Comment by theshrike79
2 years ago
All of these are pretty sane, except for:
> Also, the Apple Watch itself does not offer compatibility with Android
Will they force Samsung and Google to have their watches interoperate with iOS too, or are they exempt because they are bit players in the field?
Here's a quote from the complaint:
> Apple’s smartwatch—Apple Watch—is only compatible with the iPhone. So, if Apple can steer a user towards buying an Apple Watch, it becomes more costly for that user to purchase a different kind of smartphone because doing so requires the user to abandon their costly Apple Watch and purchase a new, Android-compatible smartwatch.
This actually kind of happened to me. My iPhone 12 Pro was stolen out of my hands last year in July. I had an Apple watch, but decided to replace the iPhone with a Pixel 7 Pro [1] since it was a bit cheaper than replacing the iPhone and I didn't have a job, and as a result my watch didn't work. Initially I was happy enough to use a dumb analog watch, but shortly after this happened, I was diagnosed with sleep apnea and wanted something that would track sleep. I ended up getting a Garmin Instinct (per a recommendation on HN actually).

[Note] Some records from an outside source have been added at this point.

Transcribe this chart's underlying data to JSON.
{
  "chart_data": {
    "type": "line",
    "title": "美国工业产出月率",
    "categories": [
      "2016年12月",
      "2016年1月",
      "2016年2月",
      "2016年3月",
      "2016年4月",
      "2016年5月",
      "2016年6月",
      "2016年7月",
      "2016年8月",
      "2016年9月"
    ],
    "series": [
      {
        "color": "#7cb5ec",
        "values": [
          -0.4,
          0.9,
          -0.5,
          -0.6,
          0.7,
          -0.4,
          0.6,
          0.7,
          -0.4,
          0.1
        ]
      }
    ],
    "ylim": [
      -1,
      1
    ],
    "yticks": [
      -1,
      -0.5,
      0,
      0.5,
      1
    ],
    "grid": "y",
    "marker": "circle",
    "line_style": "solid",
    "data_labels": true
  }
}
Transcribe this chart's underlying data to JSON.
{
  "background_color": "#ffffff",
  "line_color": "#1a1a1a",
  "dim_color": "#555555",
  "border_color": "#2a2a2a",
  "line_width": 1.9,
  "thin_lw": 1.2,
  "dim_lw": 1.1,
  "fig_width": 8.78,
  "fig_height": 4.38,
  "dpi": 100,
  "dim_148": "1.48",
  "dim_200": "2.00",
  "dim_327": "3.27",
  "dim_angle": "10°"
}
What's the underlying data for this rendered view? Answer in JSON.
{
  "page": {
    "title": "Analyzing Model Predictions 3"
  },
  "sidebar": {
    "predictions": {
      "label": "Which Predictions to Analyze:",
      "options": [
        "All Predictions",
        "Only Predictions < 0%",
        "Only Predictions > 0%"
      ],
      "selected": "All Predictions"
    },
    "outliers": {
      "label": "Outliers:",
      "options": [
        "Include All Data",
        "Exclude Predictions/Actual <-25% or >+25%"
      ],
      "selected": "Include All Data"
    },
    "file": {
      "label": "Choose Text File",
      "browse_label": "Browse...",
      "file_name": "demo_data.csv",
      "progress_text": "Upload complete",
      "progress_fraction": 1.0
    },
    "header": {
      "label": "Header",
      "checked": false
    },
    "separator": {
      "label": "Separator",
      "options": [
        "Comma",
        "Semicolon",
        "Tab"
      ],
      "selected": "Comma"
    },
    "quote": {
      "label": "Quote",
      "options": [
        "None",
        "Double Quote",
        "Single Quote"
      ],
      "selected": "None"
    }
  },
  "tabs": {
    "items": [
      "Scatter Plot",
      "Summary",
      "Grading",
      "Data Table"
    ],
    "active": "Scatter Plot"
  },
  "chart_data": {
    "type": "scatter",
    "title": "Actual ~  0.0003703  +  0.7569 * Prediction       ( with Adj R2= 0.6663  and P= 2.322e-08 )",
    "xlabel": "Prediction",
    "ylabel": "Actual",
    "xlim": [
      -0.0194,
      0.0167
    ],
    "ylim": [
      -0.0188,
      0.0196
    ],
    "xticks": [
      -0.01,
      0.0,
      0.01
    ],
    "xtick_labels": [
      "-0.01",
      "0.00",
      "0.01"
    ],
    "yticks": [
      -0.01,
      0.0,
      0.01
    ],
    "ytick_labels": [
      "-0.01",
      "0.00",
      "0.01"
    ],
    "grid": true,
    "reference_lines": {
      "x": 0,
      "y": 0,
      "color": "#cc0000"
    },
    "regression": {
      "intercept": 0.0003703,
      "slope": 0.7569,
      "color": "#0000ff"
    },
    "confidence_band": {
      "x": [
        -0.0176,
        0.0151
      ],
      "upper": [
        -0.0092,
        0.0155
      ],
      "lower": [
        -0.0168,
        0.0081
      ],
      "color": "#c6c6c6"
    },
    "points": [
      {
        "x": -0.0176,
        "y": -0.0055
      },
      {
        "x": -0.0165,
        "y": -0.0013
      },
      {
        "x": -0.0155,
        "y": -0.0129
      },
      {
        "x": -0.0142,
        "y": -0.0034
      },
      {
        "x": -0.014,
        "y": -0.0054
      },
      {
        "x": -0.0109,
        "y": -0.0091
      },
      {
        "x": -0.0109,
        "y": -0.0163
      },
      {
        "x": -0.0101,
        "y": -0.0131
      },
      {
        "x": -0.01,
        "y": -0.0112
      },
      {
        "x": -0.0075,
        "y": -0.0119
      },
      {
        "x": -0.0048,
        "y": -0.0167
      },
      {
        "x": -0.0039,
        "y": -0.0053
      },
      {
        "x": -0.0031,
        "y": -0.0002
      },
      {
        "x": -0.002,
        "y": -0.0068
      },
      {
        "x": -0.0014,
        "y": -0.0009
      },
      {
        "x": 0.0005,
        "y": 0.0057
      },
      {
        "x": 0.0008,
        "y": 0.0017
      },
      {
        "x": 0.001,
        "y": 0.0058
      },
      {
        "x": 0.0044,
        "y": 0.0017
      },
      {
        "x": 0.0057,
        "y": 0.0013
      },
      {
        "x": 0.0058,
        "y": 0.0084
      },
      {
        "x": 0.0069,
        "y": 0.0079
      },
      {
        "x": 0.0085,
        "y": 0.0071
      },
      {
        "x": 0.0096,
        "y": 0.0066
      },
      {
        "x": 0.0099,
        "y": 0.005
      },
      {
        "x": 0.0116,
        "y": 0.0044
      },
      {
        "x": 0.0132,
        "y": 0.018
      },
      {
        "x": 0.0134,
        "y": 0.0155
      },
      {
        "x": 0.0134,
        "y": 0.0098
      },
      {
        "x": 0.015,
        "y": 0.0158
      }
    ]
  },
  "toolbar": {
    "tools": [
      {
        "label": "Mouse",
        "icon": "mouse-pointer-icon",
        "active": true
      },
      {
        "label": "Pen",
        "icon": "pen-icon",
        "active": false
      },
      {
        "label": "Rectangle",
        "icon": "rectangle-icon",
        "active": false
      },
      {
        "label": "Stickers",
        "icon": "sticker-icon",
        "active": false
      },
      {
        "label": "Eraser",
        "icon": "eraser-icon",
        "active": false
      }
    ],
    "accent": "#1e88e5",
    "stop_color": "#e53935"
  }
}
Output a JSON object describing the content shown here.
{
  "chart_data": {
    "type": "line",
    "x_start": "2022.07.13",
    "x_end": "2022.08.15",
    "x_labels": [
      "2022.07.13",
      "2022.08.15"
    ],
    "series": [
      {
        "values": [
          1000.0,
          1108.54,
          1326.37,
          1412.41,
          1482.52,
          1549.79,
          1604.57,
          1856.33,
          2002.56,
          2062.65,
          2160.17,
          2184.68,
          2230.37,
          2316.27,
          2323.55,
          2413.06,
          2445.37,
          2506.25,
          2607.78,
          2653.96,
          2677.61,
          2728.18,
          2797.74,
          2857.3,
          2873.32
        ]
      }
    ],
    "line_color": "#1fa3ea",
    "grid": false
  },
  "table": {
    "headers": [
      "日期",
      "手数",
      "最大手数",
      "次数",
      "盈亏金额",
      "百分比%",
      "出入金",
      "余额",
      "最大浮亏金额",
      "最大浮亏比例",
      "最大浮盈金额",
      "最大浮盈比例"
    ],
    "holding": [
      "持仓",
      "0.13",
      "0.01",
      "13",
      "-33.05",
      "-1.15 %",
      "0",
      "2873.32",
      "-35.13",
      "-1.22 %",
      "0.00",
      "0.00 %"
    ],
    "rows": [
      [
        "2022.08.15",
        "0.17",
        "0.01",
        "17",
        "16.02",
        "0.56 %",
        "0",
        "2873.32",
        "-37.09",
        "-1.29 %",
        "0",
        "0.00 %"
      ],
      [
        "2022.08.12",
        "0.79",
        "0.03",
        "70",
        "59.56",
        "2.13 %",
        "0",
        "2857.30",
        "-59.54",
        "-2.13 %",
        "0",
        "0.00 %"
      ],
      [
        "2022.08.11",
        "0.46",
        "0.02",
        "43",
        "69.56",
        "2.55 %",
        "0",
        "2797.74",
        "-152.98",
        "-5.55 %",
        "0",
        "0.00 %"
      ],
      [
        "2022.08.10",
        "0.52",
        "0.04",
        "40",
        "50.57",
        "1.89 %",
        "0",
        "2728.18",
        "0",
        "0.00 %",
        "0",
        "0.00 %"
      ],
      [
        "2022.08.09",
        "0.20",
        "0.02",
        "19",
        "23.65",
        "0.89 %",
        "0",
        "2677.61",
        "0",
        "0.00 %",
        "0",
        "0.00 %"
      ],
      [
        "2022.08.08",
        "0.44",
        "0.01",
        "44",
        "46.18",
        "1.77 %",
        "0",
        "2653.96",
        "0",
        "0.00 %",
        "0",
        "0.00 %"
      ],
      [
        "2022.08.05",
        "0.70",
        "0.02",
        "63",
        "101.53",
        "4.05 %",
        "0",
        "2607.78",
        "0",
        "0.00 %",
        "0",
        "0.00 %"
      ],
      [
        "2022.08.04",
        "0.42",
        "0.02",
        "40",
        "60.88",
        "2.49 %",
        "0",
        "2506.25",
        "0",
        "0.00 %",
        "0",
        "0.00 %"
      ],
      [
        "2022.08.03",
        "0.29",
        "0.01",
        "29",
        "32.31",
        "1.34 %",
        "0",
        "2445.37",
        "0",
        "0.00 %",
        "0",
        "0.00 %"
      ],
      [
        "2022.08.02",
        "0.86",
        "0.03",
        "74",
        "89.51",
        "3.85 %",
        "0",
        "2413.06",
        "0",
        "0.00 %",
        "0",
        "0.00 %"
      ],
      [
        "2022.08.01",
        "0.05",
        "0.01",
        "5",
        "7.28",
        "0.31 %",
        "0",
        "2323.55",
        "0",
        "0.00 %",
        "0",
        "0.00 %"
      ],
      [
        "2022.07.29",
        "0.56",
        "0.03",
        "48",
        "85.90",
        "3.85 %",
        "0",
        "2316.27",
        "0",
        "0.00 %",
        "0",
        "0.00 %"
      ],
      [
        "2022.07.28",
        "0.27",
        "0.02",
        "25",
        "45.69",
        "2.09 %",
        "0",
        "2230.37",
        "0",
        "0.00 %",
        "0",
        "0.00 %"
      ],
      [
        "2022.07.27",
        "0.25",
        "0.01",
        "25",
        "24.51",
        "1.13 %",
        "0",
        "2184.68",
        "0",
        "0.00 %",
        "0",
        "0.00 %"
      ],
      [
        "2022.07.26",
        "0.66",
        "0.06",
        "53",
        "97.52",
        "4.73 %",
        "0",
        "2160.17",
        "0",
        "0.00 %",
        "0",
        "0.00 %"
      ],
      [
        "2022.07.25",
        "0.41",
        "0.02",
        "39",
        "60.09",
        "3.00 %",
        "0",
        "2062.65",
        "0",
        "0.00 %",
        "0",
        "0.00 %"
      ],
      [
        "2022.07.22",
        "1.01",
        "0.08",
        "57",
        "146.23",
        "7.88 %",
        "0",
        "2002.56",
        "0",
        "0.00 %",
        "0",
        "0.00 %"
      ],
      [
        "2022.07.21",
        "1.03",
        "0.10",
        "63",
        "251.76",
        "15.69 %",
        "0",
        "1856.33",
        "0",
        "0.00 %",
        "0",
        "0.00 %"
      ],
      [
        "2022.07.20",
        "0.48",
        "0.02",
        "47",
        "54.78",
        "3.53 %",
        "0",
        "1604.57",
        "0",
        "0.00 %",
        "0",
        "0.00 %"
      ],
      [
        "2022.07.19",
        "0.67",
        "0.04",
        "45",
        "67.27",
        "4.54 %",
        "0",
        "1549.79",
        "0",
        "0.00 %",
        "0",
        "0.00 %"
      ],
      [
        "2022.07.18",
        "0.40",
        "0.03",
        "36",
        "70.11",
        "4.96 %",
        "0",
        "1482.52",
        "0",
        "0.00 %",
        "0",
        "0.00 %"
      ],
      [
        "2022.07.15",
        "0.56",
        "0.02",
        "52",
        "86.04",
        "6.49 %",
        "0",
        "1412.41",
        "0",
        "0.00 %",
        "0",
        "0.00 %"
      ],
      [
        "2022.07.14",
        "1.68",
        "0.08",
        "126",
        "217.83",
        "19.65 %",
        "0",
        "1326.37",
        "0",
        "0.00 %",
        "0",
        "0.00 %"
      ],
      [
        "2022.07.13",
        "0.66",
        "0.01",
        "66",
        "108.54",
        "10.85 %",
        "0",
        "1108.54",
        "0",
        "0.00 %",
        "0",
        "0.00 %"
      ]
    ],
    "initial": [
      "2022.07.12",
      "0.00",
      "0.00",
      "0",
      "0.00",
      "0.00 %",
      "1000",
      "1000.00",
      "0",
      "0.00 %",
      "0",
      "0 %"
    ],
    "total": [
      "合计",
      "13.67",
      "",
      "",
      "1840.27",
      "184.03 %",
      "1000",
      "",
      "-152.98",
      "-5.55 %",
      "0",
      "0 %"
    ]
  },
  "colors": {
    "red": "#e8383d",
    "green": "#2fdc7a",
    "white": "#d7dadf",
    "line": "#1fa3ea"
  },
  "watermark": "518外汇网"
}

I gotta admit that it would have been pretty nice to not have been forced to buy a new smartwatch, and just use the one I already had. I love the Garmin Instinct, more than I liked the Apple Watch [2], it's a very good, well-made product, and I'm happy that it appears to work fine on iOS and Android, but I really didn't need another watch. If there hadn't been an artificial limitation forcing me to get another watch, I would probably still be using the Apple Watch.
[1] I don't have that phone anymore because the Pixel 7 Pro is a horrible product that Google should be ashamed of themselves over.
[2] In no small part because the battery is like 16 days instead of the 1.5 days I was getting with the Apple Watch.
Then don't buy an Apple Watch? They're pretty upfront about what it is.
1. Samsung watch actually used to support iPhones. They dropped the support, likely due to business reasons and the limitations as described here 2. My naive understanding is that the question is not forcing anyone to support anything, but rather the ability to make it possible to do so. If Apple wants to have full support for Android phones, they are welcome to do so, but not vice versa -- nobody can possibly create a smartwatch that works as well as Apple Watch with iPhones.
I think no because an android compatible watch would be compatible with any other android phone, not only Google Watch <--> Google Phone.